Ms. Brewer, who was arrested in Silver City on October 30, 2018, was homeless and therefore could not meet the demands of the District Court that she remain under house arrest or that she pay for GPS monitoring.
In 2016, New Mexico’s voters and Legislature voted to amend the New Mexico Constitution to ensure that bail could not turn on a defendant’s financial means. The State Constitution now expressly states that a person who does not present a danger to the community or who is not a flight risk “shall not be detained solely because of financial inability to post a money or property bond.”

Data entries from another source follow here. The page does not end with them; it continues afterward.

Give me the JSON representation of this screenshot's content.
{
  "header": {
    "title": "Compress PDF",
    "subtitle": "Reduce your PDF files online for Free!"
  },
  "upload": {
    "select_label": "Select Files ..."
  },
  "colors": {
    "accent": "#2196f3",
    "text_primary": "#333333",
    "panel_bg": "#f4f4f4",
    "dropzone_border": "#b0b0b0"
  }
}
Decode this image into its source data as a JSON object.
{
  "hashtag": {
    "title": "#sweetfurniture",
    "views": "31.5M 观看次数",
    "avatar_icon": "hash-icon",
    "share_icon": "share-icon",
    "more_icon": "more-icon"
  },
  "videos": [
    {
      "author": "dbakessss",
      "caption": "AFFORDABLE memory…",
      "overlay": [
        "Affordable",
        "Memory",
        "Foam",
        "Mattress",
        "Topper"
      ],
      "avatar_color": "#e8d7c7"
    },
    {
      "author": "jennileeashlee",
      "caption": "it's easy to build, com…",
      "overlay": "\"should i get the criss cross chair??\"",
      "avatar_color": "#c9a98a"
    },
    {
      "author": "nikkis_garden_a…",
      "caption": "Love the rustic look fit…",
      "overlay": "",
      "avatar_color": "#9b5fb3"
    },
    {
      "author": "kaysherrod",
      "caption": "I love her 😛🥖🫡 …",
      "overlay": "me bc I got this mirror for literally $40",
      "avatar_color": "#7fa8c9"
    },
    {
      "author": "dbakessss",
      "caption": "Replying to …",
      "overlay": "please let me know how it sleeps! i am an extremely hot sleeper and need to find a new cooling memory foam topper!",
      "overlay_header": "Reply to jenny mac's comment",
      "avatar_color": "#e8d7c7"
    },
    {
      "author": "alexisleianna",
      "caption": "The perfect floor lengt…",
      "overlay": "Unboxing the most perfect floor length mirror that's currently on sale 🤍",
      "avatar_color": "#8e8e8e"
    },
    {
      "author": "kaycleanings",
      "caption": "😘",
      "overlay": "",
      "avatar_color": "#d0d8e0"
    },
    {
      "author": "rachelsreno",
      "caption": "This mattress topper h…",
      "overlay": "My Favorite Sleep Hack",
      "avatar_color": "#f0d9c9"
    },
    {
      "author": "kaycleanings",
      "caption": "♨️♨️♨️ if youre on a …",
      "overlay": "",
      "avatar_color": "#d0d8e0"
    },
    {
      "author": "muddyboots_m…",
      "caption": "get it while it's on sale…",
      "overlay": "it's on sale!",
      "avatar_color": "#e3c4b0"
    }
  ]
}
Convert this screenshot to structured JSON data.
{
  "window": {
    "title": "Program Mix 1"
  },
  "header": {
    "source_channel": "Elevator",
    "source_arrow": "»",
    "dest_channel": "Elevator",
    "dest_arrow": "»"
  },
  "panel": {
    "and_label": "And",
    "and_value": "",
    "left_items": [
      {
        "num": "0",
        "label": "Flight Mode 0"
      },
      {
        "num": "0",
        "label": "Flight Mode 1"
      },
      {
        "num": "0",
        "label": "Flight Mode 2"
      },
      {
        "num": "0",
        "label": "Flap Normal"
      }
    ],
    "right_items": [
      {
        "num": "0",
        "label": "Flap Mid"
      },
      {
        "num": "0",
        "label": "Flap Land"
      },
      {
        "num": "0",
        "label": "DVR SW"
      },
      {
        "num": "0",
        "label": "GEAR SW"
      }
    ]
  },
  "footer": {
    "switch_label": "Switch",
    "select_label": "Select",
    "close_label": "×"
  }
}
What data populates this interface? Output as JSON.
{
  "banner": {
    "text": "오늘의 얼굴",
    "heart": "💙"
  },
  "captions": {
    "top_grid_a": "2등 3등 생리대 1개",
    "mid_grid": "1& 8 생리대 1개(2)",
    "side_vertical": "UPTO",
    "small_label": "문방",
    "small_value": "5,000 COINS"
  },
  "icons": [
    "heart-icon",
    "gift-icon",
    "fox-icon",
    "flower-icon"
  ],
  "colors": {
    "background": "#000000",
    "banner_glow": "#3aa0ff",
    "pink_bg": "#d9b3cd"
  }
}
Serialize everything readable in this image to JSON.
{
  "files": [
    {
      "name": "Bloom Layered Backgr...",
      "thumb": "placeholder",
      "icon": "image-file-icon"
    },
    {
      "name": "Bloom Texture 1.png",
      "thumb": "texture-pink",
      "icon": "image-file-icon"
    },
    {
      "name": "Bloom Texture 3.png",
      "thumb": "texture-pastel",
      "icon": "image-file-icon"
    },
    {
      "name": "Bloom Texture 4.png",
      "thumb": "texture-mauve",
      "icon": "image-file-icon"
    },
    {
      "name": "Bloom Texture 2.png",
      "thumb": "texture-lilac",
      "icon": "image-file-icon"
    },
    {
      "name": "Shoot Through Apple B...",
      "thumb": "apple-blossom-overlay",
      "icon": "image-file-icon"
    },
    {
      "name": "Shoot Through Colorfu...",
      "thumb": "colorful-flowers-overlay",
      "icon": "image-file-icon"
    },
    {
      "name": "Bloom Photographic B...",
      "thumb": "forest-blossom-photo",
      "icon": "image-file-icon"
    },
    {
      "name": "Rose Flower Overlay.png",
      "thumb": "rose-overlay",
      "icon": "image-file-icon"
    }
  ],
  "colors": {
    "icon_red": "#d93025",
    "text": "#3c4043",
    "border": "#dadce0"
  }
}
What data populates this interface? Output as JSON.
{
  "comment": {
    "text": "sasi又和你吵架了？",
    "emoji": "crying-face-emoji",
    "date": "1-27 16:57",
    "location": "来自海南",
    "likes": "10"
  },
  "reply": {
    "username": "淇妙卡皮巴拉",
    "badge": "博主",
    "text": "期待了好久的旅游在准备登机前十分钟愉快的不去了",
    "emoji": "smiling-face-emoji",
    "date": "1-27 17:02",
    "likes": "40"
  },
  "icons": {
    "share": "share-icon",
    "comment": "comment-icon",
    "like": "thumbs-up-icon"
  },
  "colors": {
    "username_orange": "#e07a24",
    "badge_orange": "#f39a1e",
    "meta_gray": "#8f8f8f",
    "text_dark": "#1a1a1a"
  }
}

However, costly conditions of release continue to result in prolonged incarceration for those who cannot afford to pay. This practice operates as a back-door bail system that keeps poor people in jail pending trial simply because they are poor.
The motion called for Ms. Brewer’s immediate release and asked the Court of Appeals to instruct the District Court to eliminate or modify any unaffordable conditions of release. Ms. Brewer was released from jail after we filed our motion.